Gold futures ended with a loss, pressured by a rise in Treasury yields to levels last seen in 2019.  The move for the precious metal comes a day after Federal Reserve Chair Jerome Powell said policy makers could deliver ½ percentage point interest rate hikes at future policy meetings in a bid to rein in US inflation which is at levels not seen in 40 years in the wake of the coronavirus pandemic.  Gold for Apr fell $8 to settle at $1921 an ounce on Comex after eking out a gain yesterday.  Powell, at an economic conference yesterday, said that while no decision had been made, the Fed was prepared, if necessary, to raise rates in increments of more than 25 basis points, or a qtr percentage point.  Some policy makers have already called for such a move.  St Louis Fed Pres James Bullard dissented in favor of a ½-point rise at last week’s policy meeting, when the Fed delivered a 25 basis point increase.  Today Bullard said the Fed needs to move aggressively & get US interest rates high enough to where they are “mildly” restricting economic activity to keep inflation under control.  Treasury yields soared, with the yield on the 10-year note  rising well above 2.30% to its highest level since May 2019.  Rising yields can be a negative for gold because they raise the opportunity cost of holding assets that don't offer a yield.  The $ has also strengthened so far this week, in reaction to Powell's remarks.  A stronger $ can also be a headwind because it makes commodities priced in the unit more expensive to users of other currencies.  Gold seems to be finding overall support as a result of the Russia-Ukraine war & other worries.

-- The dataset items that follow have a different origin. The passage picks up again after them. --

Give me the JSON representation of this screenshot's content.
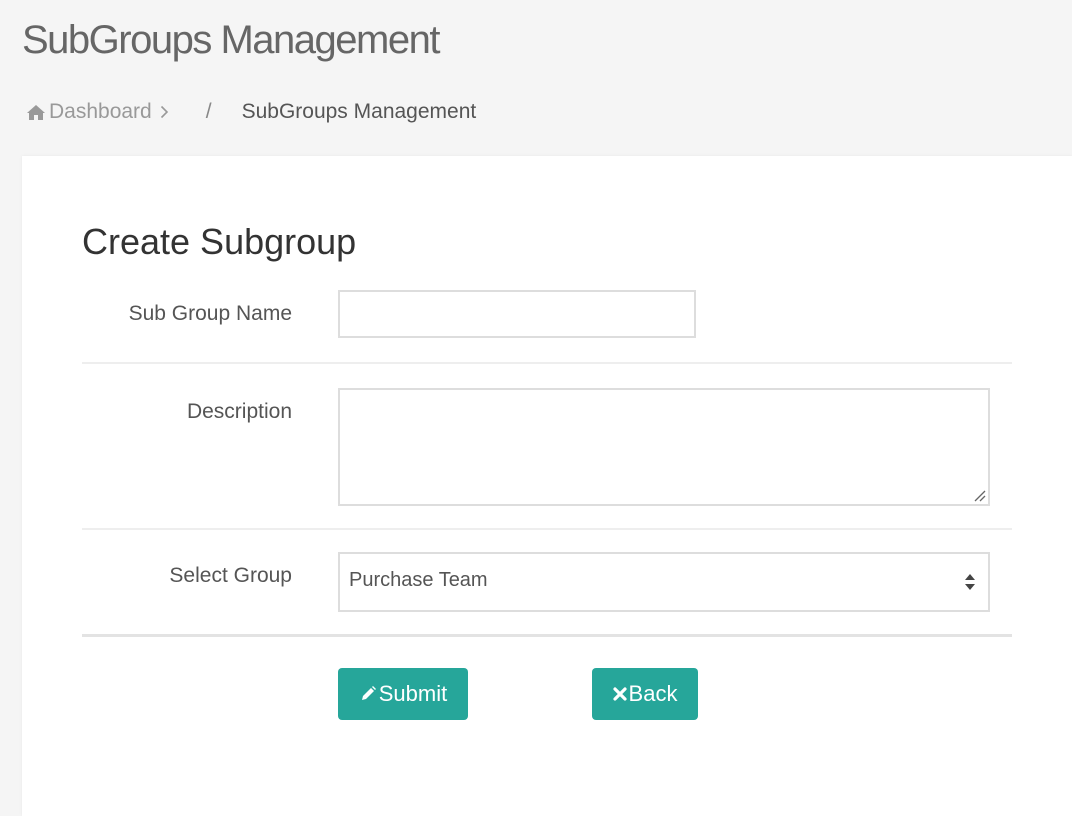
{
  "page": {
    "title": "SubGroups Management"
  },
  "breadcrumb": {
    "home_label": "Dashboard",
    "separator": "/",
    "current": "SubGroups Management"
  },
  "form": {
    "title": "Create Subgroup",
    "fields": {
      "name_label": "Sub Group Name",
      "name_value": "",
      "description_label": "Description",
      "description_value": "",
      "group_label": "Select Group",
      "group_selected": "Purchase Team"
    },
    "buttons": {
      "submit_label": "Submit",
      "back_label": "Back"
    }
  },
  "theme": {
    "accent": "#26a69a",
    "background": "#f5f5f5",
    "card": "#ffffff"
  },
  "icons": {
    "home": "home-icon",
    "chevron": "chevron-right-icon",
    "submit": "pencil-icon",
    "back": "close-icon",
    "select": "sort-arrows-icon"
  }
}
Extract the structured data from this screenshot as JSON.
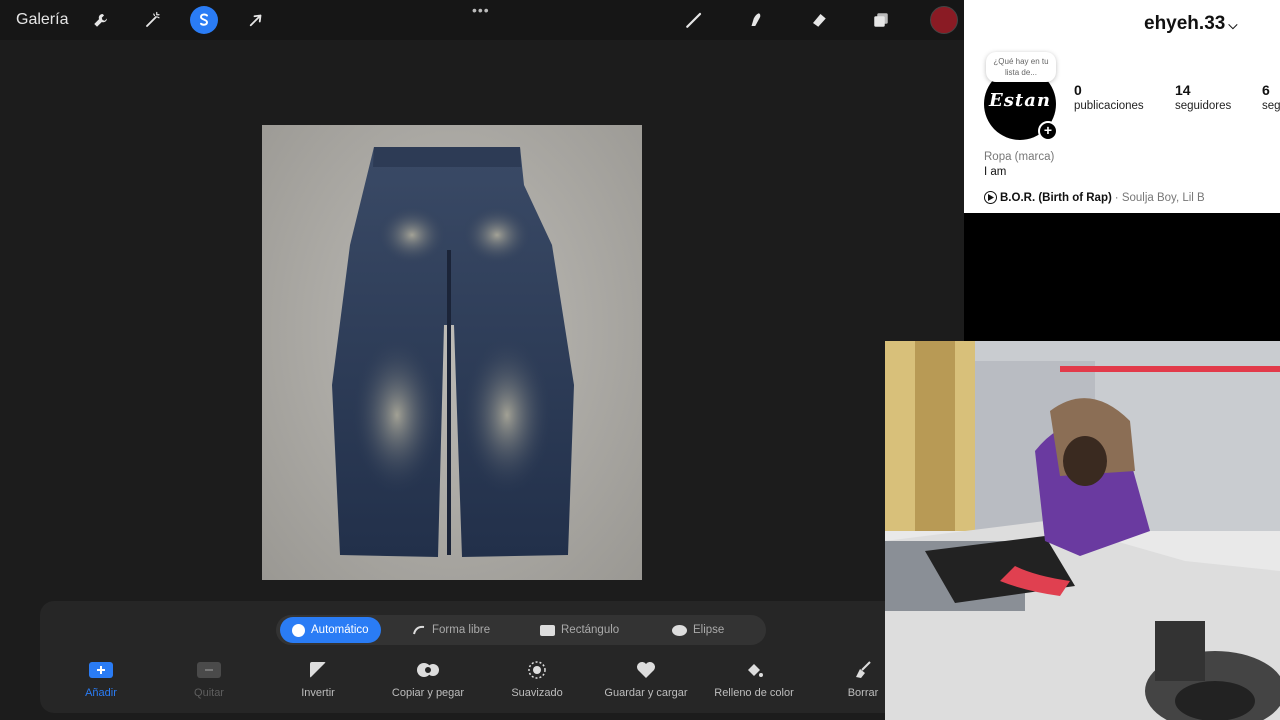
{
  "procreate": {
    "gallery_label": "Galería",
    "colors": {
      "accent": "#2a7cf5",
      "color_swatch": "#8a1b24"
    },
    "top_icons": [
      "wrench-icon",
      "magic-wand-icon",
      "selection-s-icon",
      "arrow-icon"
    ],
    "right_icons": [
      "brush-icon",
      "smudge-icon",
      "eraser-icon",
      "layers-icon",
      "color-icon"
    ],
    "selection_modes": [
      {
        "label": "Automático",
        "active": true
      },
      {
        "label": "Forma libre",
        "active": false
      },
      {
        "label": "Rectángulo",
        "active": false
      },
      {
        "label": "Elipse",
        "active": false
      }
    ],
    "tools": [
      {
        "label": "Añadir",
        "enabled": true
      },
      {
        "label": "Quitar",
        "enabled": false
      },
      {
        "label": "Invertir",
        "enabled": true
      },
      {
        "label": "Copiar y pegar",
        "enabled": true
      },
      {
        "label": "Suavizado",
        "enabled": true
      },
      {
        "label": "Guardar y cargar",
        "enabled": true
      },
      {
        "label": "Relleno de color",
        "enabled": true
      },
      {
        "label": "Borrar",
        "enabled": true
      }
    ]
  },
  "instagram": {
    "username": "ehyeh.33",
    "note": "¿Qué hay en tu lista de...",
    "avatar_text": "Estan",
    "stats": [
      {
        "count": "0",
        "label": "publicaciones"
      },
      {
        "count": "14",
        "label": "seguidores"
      },
      {
        "count": "6",
        "label": "seguidos"
      }
    ],
    "category": "Ropa (marca)",
    "bio": "I am",
    "song": "B.O.R. (Birth of Rap)",
    "artist": "· Soulja Boy, Lil B"
  }
}
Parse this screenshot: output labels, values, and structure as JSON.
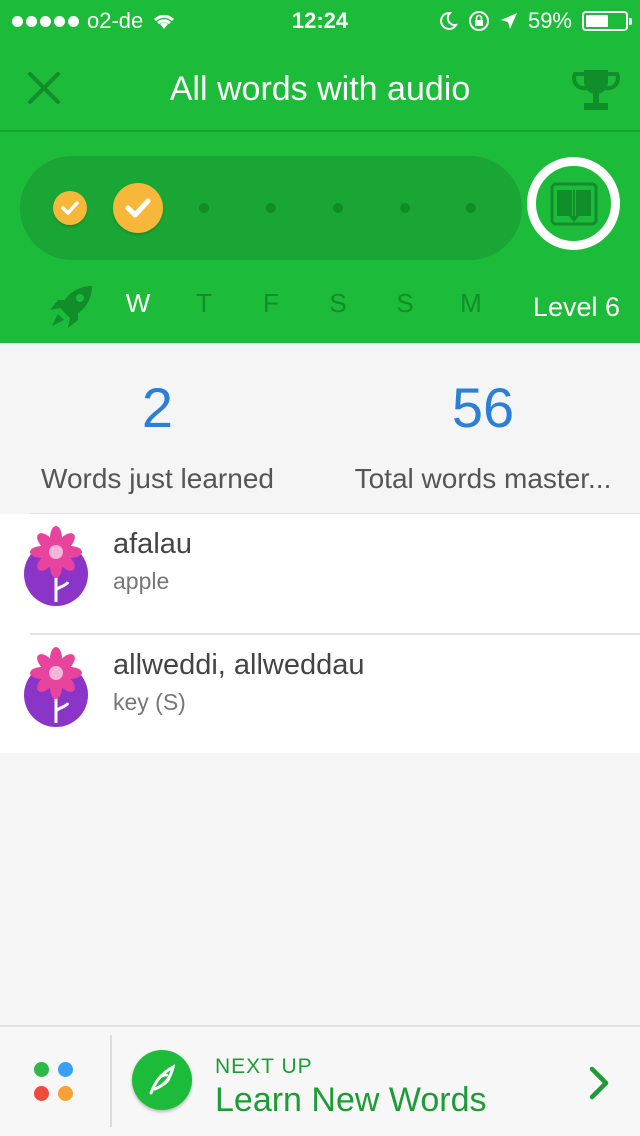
{
  "status_bar": {
    "carrier": "o2-de",
    "time": "12:24",
    "battery_percent": "59%",
    "battery_level": 0.59,
    "signal_bars": 5
  },
  "nav": {
    "title": "All words with audio"
  },
  "streak": {
    "days": [
      "W",
      "T",
      "F",
      "S",
      "S",
      "M"
    ],
    "active_day_index": 0,
    "level": "Level 6"
  },
  "stats": {
    "words_learned_value": "2",
    "words_learned_label": "Words just learned",
    "total_mastered_value": "56",
    "total_mastered_label": "Total words master..."
  },
  "words": [
    {
      "word": "afalau",
      "meaning": "apple"
    },
    {
      "word": "allweddi, allweddau",
      "meaning": "key (S)"
    }
  ],
  "bottom": {
    "next_label": "NEXT UP",
    "next_title": "Learn New Words"
  },
  "colors": {
    "brand_green": "#1dbb3a",
    "stat_blue": "#2a7fd6",
    "check_gold": "#f6b73b",
    "menu_green": "#2fb84a",
    "menu_blue": "#3aa0f0",
    "menu_red": "#ef4b3c",
    "menu_orange": "#f7a035"
  }
}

Gold prices end lower in the wake of Powell’s hawkish rate remarks

US oil futures settled lower, following a climb of more than 7% in the previous session, as investors gauged the prospect of a EU ban on Russian crude imports.  West Texas Intermediate crude for Apr fell 36¢ to settle at $111.76 a barrel on the contract's expiration day. session.  The May WTI contract, which became the front month at the settlement, lost 70¢ (0.6%) to $109.27. May Brent crude, the global benchmark, edged down by 14¢ to settle at $115.48 a barrel.  Oil prices jumped more than 7% yesterday as EU foreign ministers discussed joining the US in banning Russian crude imports.  The discussions, however, ended without agreement, with Germany, Europe's largest economy, arguing that the region is too dependent on Russian energy to implement a ban, news reports said.  European OECD countries imported close to 4M barrels of crude oil a day from the countries of the former Soviet Union in Q4-2021, with the lion's share likely to have come from Russia.  Oil traders also await weekly updates on US petroleum supplies from the American Petroleum Institute & Energy Information (EIA).  The forecast is for the EIA to report that US crude supplies were unchanged for last week

Oil prices settle lower as traders weigh prospect of EU ban on Russian crude

Stocks started today higher & pretty much maintained those levels for the balance of the session.  That suggests traders liked what Powell had to say about higher interest rates being to used to fight inflation.  However that fight will take some time & pinch the economic recovery to some degree.